Jenkins pauses, realizing that he may be an extra-useful voice on the issue of reforming rightwing activists. “Granted, that is something that’s in my wheelhouse. But there is a qualifier with that one, in the sense that they have to come to us, we don’t come to them trying to talk about how there’s a better way,” Jenkins clarifies. “If they don’t come to us, then they’re going to be a threat, our obligation is to the people that they hurt.
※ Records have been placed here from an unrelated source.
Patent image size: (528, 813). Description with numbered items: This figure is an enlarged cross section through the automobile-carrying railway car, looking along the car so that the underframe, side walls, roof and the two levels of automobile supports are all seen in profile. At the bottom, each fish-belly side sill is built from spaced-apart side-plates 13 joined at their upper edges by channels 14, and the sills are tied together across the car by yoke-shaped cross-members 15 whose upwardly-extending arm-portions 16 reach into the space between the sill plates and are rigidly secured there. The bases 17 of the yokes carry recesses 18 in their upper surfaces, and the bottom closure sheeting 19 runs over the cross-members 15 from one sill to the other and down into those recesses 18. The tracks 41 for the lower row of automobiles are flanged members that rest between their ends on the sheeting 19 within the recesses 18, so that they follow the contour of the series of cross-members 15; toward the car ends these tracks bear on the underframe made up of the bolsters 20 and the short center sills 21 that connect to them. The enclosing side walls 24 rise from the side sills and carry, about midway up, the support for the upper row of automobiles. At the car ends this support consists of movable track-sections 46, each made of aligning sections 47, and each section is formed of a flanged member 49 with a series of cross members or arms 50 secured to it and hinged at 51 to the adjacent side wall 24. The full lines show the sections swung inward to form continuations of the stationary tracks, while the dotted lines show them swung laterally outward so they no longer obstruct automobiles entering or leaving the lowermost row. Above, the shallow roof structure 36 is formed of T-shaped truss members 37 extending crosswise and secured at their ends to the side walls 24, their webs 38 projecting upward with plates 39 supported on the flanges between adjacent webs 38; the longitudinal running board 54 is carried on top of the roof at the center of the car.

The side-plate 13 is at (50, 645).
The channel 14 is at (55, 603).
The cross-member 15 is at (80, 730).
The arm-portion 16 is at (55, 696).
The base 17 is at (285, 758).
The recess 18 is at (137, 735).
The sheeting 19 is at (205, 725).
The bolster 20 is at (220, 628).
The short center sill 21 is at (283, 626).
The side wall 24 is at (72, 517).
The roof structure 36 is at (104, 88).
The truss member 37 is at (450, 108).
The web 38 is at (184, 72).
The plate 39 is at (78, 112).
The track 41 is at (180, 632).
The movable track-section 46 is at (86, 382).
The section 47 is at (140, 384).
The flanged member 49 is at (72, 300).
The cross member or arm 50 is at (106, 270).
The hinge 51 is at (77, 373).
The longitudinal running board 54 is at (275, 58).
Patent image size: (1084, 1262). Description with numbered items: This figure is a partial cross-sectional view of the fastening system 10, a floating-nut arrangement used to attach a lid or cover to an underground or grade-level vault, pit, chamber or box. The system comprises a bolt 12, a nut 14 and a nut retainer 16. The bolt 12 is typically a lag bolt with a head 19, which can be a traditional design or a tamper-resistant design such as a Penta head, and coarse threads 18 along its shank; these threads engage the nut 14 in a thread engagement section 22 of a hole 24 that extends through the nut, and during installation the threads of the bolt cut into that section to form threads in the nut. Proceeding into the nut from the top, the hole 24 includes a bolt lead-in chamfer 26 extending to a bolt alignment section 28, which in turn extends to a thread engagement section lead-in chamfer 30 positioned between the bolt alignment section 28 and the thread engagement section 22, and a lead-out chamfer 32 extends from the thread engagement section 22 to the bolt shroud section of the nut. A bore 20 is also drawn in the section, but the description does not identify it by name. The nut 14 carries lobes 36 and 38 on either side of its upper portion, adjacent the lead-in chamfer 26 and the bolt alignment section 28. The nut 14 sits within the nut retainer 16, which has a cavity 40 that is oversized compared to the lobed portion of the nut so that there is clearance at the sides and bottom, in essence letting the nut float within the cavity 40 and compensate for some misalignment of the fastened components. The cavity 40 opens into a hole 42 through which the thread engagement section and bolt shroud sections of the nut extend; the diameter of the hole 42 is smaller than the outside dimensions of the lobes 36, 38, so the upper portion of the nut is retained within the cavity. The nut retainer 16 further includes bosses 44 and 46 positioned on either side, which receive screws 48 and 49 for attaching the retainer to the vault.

So if that’s the case, then we have to stop them from hurting people.”
Many antifascists are skeptical that President Joe Biden will make much progress on undoing the rise of the far right. “Trump received the second-most votes in the history of this country,” says Jenkins’s friend Luis Enrique Marquez, an antifascist organizer based in Portland, Oregon. “There is a huge population in this country that is interested in fascism.”
Marquez suspects that rightwing groups are here to stay. “The Proud Boys might be done by name, but in no way are their thoughts or their beliefs done, and it’ll just morph again.” He cites twenty-two-year-old Nick Fuentes, who Idavox calls “a rising star in white nationalist circles,” as carrying on the torch. “They’re gonna be around, and I think the next four years are gonna be really, really rough.”
Should things get worse, Jenkins and his allies will continue to demand better of those in power. He perceives a hesitancy not just from conservatives but also “on the part of liberals who browbeat everybody to vote for Joe Biden over the past year and fight Bernie Sanders,” he says. This has led to a “tug of war within the Democratic Party between the progressives and the more mainstream, more centrist Democrats.”
But this infighting cannot be allowed to continue, in the face of a growing threat: “We’re at the point where we’re saying, look, we have got to start getting a handle on this, or you’re not going to have anything to fight for.”
Jenkins is looking ahead to the weekend of May 21 to 23, when rightwing activists will host their yearly American Renaissance conference in Montgomery Bell State Park, Tennessee. Jenkins says state park officials have contemplated creating “nonpublic” spaces—that is, spaces ineligible for protest—within Tennessee public parks to stave off counter-protesters, who typically gather outside of the conference, and make it easier for park police to target them while they protest against fascism.
“When we talk about free speech, when we talk about those kinds of double standards, we have to ask ourselves: Why now? Why does this keep happening?” Jenkins asks. “Who is it that we have in charge that is allowing this to happen? And how can we get rid of them?” He says those who apply a double standard regarding “who has freedom of speech and who does not—or rather, whose freedom of speech you’re going to defend versus whose you’re not—might need to go.”